UK commercial property investment volumes reached £25.7 billion in H1 2021, unsurprisingly exceeding the £22.3 billion invested in H1 2020 by 15%, but also surpassing the £23.4 billion volume seen in H1 2019 by 10%, says Savills.
2021 investment to date has been driven by the industrial sector, where transaction volumes of £7.4 billion at the half year point have already easily exceeded the annual average of £6.7 billion, and the offices sector which has been steadily recovering throughout the year: June saw £2.8 billion deployed into UK offices, making it the largest monthly volume for the sector since December 2019, according to Savills.
In its July Commercial Market in Minutes report, the international real estate advisor also says that if the momentum which has been steadily building over H1 continues, total investment volumes for 2021 should exceed 2020’s £50 billion total. June’s activity has led to yields continuing to compress, with the Savills average prime yield moving in to 5.14%, with further hardening expected in H2.
Richard Merryweather, joint head of UK investment at Savills, comments: “The popularity of UK logistics as an asset class has been steadily accelerating since 2017, but since Covid-19 demand has exploded due to the exceedingly strong occupational market and good prospects for further rental growth. The future of offices, meanwhile, may have been questioned but they continue to be a core buy for many investors. We therefore expect both sectors to continue to drive the market during the rest of 2021.”

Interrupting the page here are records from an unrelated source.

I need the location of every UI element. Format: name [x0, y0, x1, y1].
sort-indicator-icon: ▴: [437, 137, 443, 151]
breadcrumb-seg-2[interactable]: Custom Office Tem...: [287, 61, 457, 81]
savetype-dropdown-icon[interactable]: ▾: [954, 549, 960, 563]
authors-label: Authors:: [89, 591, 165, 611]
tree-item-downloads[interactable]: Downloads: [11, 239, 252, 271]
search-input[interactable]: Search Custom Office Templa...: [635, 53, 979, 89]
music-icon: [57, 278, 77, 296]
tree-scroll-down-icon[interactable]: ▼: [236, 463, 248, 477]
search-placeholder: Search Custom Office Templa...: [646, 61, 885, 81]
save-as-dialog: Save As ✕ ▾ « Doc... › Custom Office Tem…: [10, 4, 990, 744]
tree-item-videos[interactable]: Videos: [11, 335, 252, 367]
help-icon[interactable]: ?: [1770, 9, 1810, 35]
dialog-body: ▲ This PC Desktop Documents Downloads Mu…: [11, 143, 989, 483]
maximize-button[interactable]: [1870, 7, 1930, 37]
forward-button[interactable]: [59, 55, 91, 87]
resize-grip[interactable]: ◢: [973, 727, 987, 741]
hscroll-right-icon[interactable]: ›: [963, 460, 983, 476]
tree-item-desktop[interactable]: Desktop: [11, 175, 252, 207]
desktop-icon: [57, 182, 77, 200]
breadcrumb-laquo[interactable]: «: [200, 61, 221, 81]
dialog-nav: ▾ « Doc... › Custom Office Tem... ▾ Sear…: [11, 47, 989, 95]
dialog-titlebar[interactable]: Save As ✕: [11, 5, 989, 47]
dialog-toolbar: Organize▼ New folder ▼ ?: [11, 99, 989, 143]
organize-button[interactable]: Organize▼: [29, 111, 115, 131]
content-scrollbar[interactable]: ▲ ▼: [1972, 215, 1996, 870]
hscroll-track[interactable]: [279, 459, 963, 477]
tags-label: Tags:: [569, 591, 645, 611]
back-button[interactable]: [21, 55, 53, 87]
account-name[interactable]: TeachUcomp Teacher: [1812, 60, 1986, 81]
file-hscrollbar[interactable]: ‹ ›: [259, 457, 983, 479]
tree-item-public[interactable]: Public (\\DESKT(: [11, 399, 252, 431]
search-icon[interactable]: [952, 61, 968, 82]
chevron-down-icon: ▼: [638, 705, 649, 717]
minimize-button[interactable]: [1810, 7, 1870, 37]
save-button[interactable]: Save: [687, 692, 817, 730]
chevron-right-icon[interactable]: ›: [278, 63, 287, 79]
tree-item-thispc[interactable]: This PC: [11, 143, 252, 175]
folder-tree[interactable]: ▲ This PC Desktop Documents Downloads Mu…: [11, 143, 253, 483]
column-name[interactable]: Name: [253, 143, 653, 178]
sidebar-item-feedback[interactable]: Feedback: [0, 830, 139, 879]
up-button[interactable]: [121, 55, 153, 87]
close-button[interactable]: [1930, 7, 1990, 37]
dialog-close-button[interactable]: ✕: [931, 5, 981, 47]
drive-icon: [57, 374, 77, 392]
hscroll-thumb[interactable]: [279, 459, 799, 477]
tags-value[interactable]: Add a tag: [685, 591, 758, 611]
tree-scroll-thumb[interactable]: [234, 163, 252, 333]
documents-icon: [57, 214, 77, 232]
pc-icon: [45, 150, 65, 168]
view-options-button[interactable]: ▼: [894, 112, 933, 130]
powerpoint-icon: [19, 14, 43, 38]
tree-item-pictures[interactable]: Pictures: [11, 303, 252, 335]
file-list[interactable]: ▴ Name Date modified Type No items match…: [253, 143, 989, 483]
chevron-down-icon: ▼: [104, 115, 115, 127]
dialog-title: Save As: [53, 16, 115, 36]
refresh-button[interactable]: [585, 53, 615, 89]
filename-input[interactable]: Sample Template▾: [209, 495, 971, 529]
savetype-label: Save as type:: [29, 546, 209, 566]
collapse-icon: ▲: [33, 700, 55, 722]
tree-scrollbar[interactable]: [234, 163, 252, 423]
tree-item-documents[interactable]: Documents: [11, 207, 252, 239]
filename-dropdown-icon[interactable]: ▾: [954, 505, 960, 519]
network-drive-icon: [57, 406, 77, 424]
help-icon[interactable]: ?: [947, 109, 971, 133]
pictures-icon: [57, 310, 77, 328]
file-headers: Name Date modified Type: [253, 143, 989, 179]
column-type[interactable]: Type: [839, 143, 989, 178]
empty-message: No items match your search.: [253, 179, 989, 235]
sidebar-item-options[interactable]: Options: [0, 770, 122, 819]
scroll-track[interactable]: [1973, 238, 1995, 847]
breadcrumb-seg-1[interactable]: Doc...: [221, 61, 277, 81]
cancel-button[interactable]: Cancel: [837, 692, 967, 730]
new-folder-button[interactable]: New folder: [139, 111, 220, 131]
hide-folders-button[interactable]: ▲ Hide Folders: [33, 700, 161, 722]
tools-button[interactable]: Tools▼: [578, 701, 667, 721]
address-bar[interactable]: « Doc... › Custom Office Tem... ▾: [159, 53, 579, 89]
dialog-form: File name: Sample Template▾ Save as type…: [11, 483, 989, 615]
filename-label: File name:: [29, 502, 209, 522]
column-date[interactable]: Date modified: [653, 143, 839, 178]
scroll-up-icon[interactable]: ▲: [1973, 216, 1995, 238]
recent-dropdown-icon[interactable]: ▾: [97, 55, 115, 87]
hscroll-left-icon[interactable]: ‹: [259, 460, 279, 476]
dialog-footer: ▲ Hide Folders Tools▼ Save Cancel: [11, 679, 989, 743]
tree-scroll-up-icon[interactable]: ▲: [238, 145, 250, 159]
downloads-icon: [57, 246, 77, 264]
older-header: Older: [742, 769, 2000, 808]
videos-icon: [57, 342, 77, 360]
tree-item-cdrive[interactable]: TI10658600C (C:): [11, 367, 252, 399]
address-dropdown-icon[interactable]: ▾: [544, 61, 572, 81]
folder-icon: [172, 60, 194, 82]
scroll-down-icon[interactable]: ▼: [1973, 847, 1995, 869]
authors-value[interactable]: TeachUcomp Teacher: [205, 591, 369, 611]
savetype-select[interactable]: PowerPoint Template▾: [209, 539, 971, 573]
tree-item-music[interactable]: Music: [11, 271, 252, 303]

Kevin Mofid, director in Savills commercial research teams, adds: “Occupier demand for warehouse space shows no sign of abating with take-up for H1 2021 82% above the long term average. This surge has corresponded with supply falling at its fastest pace ever, meaning that the nationwide vacancy rate is now 4.37%. Given this demand-supply imbalance, there is a clear case to suggest that actual rental growth will exceed the current forecasts. We therefore expect to see 18-24 months of accelerated rental growth before a gradual shift back to the levels already forecast over a five-year period.”